Lo que comienza a preocuparme es qué decimos si alguien nos pillara ahora mismo. En este momento ando algo falto de imaginación y de excusas. Esa parte siempre se te ha dado mejor a ti que a mí. Delego la responsabilidad en tu imaginación. Los dos estaremos francamente jodidos si a algún incauto se le ocurre cruzar esa puerta por casualidad. No es desasosiego lo que me causa estar como estamos, pero me incomoda ponerme a elucubrar en las consecuencias que ello supondría. Mejor no pensar en tales hipótesis.
A lo que voy es... que ahora no es tiempo de andar pensando en el cómo ni en el por qué, ni siquiera en esa puerta que da a la calle, si no que ahora lo que toca es limpiar todo este estropicio. Y sinceramente, no tengo ni idea de por dónde empezar. Creo que por algún lado tengo un balde y un cepillo. Quizás en la cocina encuentre algún producto de limpieza que nadie eche en falta. Por suerte, hemos venido a liarla casi en el mejor sitio de la casa. Si llegamos a cargarnos un sólo jarrón de la colección que hay en la sala de estar, ¡saldríamos mal parados los dos! Aquí al menos el suelo es de baldosa y no hay objetos de valor que no se puedan reemplazar con un viaje al supermercado. Nadie echará en falta unos cuantos trapos o el mocho de la fregona. Me pregunto si el limpiador multiusos este "de marca" que tanto anuncian en la tele es tan bueno como lo pintan. Hoy creo que lo sabremos.
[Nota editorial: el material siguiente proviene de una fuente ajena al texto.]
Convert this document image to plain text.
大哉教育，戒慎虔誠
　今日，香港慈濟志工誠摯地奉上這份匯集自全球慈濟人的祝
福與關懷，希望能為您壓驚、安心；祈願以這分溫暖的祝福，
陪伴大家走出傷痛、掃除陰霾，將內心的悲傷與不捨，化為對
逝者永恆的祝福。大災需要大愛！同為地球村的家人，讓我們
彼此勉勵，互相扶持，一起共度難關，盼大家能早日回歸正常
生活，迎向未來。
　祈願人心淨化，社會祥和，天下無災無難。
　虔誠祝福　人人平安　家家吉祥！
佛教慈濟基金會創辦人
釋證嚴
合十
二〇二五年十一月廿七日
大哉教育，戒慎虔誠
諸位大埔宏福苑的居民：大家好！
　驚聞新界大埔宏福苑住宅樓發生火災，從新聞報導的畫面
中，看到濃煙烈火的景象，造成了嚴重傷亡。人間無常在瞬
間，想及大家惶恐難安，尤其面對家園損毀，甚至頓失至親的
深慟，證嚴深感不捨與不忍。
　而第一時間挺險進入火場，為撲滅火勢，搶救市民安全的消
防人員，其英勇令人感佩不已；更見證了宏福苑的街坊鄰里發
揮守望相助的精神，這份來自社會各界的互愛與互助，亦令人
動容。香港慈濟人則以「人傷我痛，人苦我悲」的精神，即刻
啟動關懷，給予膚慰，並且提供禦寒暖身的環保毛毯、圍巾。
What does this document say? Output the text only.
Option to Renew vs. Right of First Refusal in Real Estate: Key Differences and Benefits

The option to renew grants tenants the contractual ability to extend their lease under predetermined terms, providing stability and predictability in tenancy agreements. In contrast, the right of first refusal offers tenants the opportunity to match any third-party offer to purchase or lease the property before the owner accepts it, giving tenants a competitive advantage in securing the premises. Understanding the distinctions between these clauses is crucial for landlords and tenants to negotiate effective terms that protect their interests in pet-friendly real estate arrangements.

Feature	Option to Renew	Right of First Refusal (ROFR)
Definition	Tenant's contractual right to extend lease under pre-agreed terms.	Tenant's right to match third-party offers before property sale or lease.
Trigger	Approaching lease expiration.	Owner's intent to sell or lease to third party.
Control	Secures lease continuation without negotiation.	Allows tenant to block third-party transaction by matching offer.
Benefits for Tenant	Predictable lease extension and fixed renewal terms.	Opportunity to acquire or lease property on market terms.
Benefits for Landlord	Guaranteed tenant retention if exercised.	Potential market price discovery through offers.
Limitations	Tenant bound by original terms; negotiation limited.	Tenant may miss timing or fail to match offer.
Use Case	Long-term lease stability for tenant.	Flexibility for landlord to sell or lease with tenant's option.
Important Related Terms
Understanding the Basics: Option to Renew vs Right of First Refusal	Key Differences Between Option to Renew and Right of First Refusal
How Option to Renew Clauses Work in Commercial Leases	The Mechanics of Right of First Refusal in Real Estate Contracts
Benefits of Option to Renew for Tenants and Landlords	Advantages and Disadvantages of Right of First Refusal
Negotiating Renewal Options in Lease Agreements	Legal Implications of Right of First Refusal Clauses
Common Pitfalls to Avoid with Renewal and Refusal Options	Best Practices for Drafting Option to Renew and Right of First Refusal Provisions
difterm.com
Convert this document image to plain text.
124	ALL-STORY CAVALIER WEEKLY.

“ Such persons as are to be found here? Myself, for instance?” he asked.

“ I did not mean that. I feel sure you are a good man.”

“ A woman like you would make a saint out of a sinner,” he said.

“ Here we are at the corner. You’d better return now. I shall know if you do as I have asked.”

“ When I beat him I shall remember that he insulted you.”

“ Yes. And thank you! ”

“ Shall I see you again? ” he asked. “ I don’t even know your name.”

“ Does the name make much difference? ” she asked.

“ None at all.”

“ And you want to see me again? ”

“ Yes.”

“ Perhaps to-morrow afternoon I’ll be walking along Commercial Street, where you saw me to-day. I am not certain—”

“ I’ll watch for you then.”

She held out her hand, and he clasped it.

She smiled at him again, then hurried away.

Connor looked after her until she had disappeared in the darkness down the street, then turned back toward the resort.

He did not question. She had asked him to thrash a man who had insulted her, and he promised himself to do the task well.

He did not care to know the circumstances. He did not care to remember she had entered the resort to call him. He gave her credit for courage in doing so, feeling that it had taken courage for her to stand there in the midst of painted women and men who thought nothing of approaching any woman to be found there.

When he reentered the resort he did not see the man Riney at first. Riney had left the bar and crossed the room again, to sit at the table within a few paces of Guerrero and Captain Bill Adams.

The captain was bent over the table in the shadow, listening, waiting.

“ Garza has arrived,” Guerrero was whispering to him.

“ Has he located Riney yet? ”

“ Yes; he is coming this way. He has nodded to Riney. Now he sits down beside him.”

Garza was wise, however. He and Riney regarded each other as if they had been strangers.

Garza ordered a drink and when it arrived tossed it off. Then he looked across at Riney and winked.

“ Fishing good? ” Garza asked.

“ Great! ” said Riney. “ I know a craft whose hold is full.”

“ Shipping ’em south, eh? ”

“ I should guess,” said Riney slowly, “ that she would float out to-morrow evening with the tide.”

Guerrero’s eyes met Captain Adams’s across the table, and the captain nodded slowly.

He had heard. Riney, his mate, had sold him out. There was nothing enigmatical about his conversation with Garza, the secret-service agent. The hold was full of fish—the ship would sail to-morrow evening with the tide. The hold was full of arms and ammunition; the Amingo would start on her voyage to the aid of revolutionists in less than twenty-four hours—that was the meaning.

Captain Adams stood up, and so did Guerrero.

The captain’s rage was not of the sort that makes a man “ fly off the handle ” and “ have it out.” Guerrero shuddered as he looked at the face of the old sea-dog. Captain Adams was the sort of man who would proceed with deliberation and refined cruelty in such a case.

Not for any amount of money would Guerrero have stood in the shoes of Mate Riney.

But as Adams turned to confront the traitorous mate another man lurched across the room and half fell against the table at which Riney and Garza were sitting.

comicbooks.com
Más le vale hacer honor a su eslogan y "no haya suciedad que se resista al poder de la limpieza de los agentes activos", sean lo que sean esos "agentes". Confiemos en que funcione, porque veo difícil que podamos pedir que nos devuelvan el dinero si no lo hacen. ¡Jejeje! ¿Qué? ¿No te ha hecho gracia? Pues no sé por qué no, a mí me ha parecido gracioso. Desde luego, tu cara me dice definitivamente que hoy no estás para chistes, así que prosigamos.
Tan sólo una cosa. Ya sé que lo que voy a solicitarte quizás te cueste un poco (bueno, NOS cueste) al principio, pero sabes que no te lo pediría si no lo necesitara. En fin, allá voy. Voy a necesitar que me prestes ese hacha que tienes clavada en la frente. Te queda muy bien, la verdad, pero lo cierto es que voy a necesitarla para, bueno, ya sabes... hacer de ti un conjunto de partes más... digamos, manejable.
Tú no te muevas de aquí, ¿vale? Voy a por unos guantes y unas botas al garaje. Ahora mismo vuelvo, amigo.